先週まで、ブダペスト世界陸上が開催され連日熱戦が繰り広げられました。
TVで観戦された方も多いと思います。
そんななか、8月21日大会会場で世界陸連が異例の会見を開いたのをご存じでしょうか。
「50~100年後には、我々の国はもう存在しない」
出席したのは、地球温暖化に「最も脆弱な国たち」の代表者5人。ツバル陸連のニオネ・エリウタ事務局長は、世界各国の記者に語りかけるように自国の状況を説明しました。南太平洋の小さな島国で、平均海抜1.5mのこの国は海面上昇により“沈みゆく国”と呼ばれています。
バヌアツ陸連のアントワン・ブディエール会長は
「人類の未来は、今日の我々が何をするかにかかっている」
と訴えました。
海面上昇
地球温暖化の影響で、世界では海面上昇が深刻化しており、その上昇の速度は1901~71年は平均で年1.3ミリでしたが、1971~2006年は年1.9ミリになり、さらに2013~22年は年4.5ミリになって年々加速していると言われています。
1971~2018年の海面上昇の要因の半分は温暖化による海水の熱膨張でしたが、06~18年は氷床や氷河の融解が主な要因になっていると言われています。
南極では年間平均1500億トンの氷塊が、グリーンランドでは同2700億トンの氷塊がそれぞれ失われていると言われています。
2023年7月は世界の平均気温が観測史上最高の月になり、国連のグテーレス事務総長は
「地球温暖化の時代は終わり、“地球沸騰”の時代が到来した」
と危機感を訴えました。
2015年の「パリ協定」では、世界の平均気温の上昇を産業革命前に比べて、1.5℃ に抑えるよう努力することを目標に掲げ各国は気温上昇をこの数値以下に保つ「努力を続ける」ことで合意しています。
1.5℃の重要性
この1.5℃という数値は「ティッピングポイント」(転換点)と呼ばれており、このレベルを超えると気候システムが不可逆的 (再び元の状態に戻れない) に大規模な変化を起こすと言われています。

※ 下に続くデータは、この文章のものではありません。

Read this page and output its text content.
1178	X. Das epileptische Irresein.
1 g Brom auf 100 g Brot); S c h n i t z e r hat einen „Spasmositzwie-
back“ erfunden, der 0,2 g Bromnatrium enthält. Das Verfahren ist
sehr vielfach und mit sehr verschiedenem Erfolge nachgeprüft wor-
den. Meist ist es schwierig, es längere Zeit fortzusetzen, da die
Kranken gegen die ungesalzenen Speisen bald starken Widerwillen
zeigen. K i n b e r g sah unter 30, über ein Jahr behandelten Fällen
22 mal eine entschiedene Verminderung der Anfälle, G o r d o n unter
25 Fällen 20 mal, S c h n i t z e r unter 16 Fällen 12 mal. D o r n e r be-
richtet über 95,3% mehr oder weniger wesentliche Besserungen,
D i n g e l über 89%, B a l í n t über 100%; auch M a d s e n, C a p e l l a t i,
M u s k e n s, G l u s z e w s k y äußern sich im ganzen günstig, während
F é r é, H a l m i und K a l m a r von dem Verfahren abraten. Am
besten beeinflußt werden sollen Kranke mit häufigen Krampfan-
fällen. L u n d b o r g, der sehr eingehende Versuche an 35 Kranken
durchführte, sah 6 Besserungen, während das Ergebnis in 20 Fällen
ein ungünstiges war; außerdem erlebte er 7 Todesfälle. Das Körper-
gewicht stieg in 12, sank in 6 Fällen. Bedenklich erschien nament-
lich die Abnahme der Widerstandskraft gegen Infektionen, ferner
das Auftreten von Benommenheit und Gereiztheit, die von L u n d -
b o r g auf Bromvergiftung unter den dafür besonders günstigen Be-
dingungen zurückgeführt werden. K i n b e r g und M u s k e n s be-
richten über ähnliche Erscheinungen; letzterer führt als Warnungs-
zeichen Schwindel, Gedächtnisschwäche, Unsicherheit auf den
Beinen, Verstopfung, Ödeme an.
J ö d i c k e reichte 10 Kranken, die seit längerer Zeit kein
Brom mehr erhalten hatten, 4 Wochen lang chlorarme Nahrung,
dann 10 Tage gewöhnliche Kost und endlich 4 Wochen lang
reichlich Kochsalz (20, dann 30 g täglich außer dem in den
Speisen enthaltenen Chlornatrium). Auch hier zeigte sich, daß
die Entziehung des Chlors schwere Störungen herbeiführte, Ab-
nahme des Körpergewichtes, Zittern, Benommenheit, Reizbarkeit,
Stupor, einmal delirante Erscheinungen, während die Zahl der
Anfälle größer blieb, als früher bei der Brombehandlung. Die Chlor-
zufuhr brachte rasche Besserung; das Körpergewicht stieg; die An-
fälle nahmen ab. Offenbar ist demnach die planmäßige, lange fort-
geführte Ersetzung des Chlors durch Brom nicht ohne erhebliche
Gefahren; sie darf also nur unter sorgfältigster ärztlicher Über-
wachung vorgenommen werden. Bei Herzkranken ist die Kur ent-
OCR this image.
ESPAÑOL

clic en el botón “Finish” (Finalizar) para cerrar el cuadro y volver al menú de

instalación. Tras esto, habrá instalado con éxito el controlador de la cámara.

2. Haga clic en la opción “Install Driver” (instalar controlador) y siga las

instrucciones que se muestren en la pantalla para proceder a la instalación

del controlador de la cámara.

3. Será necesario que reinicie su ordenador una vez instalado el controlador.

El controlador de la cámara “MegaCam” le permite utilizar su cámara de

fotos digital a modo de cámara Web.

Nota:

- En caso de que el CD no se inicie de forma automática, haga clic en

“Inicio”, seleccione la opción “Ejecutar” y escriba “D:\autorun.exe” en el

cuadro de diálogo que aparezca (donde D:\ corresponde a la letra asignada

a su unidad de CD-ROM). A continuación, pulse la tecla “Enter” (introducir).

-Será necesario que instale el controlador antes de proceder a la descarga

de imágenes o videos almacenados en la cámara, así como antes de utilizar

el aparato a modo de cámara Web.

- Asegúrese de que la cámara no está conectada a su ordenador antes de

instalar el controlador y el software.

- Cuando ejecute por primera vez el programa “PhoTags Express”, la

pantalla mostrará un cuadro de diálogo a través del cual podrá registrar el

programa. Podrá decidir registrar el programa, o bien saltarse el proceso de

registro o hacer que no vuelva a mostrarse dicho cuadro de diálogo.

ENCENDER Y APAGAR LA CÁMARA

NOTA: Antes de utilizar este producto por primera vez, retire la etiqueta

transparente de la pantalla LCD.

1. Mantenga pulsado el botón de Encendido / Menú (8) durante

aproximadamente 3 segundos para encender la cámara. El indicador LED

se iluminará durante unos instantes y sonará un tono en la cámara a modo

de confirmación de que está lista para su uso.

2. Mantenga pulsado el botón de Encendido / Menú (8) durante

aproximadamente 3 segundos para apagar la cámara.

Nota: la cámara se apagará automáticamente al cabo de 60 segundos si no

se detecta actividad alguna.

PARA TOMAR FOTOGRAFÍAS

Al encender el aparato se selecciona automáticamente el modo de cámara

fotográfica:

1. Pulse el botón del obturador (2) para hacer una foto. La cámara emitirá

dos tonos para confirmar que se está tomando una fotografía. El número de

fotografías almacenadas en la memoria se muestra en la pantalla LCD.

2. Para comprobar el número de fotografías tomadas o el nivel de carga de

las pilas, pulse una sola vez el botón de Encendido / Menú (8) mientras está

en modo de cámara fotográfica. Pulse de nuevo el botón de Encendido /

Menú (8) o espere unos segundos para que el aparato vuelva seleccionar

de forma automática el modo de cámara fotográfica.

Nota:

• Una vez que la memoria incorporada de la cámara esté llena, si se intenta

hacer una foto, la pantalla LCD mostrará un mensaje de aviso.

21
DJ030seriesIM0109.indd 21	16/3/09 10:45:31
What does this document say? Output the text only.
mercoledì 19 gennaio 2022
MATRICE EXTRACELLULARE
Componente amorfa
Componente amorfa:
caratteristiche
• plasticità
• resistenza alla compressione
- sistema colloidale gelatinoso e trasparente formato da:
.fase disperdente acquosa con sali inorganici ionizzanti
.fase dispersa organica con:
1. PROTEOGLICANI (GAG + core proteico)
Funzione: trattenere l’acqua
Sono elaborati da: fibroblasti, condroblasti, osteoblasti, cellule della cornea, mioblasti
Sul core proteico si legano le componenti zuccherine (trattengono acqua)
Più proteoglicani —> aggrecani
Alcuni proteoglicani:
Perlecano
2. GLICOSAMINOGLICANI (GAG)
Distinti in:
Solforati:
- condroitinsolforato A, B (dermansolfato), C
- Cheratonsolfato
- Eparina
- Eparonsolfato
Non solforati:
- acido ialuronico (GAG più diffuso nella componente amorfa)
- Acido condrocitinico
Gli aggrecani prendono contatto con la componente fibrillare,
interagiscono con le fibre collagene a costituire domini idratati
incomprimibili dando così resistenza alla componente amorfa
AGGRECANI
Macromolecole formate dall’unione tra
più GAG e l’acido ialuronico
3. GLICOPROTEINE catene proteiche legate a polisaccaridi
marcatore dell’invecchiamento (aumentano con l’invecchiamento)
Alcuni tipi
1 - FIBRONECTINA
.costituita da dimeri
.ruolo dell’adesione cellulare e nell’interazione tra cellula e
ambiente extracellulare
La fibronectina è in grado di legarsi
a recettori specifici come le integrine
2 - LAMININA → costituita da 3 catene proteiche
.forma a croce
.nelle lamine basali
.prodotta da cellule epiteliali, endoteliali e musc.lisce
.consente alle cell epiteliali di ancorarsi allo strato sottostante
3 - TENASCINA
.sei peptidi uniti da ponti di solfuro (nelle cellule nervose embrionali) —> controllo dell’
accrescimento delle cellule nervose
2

産業革命前に比べて地球の平均気温の上昇値が 1.5℃を超えてしまうと、温暖化が連鎖的におき、 そこからの気温上昇が抑えられなくなります。 長期間の熱波や、これまでよりも激しい嵐や森林火災など、温暖化の弊害がさらに大きくなると言われています。
この 「後戻りできない状況」に陥るとその後に、たとえ人類が温室効果ガスの排出を止め、 ※ネットゼロを達成しても気温は上昇し続けます。
これは何としても1.5℃以上の上昇を止めなければなりません!
1.5℃の目標を達成した場合と最悪のシナリオを比較したのが次のグラフです。
1.5℃を越えると加速度的に気温上昇が進むのが見て取れると思います。
また、最悪のシナリオで進んだ場合、海面上昇は2100年までに1メートルにも達すると予測しています。
もし海面が1メートル上昇すると日本の砂浜の9割は水没します。大阪では、北西部から堺市にかけての海岸線は、ほぼ水没します。東京でも、堤防などを高くするなどの対策をとらなければ、江東区、墨田区、江戸川区、葛飾区のほぼ全域が影響を受けます。
残された時間は少ない
現時点ですでに世界の気温は産業革命前に比べて 1.2℃上昇しています。
転換点となる1.5℃を越えない為に出来ることは何でしょうか?
温室効果ガス(CO2)の排出量の削減
1) 太陽光や風力エネルギーなどの再生可能エネルギーへの切り替え
2) 森林などの生態系の保護と修復 (CO2の吸収)
3) 気候変動に配慮した農業や食料生産
4) エネルギー効率化・省エネ
個人が何かを始めて温室効果ガスの削減に寄与できることはほんの少しかもしれません。でも、その輪が大きくなり多くの人が関われば大きな変化を生めるかもしれません。
先ずは知ることから始めましょう。
このブログ記事を読んで今の地球の状況を初めて知られた読者の方は、ぜひこの記事の内容を広めてくれると嬉しいです。
子供たちが安心して過ごせる未来のために。
森林保護と温室効果ガスの排出量の削減に全力で取り組み※ネットゼロを目指しませんか?
※ネットゼロ・・大気中に排出される温室効果ガスと大気中から除去される温室効果ガスが同量でバランスが取れている状況。つまり「温室効果ガスの排出が正味ゼロ」を意味する。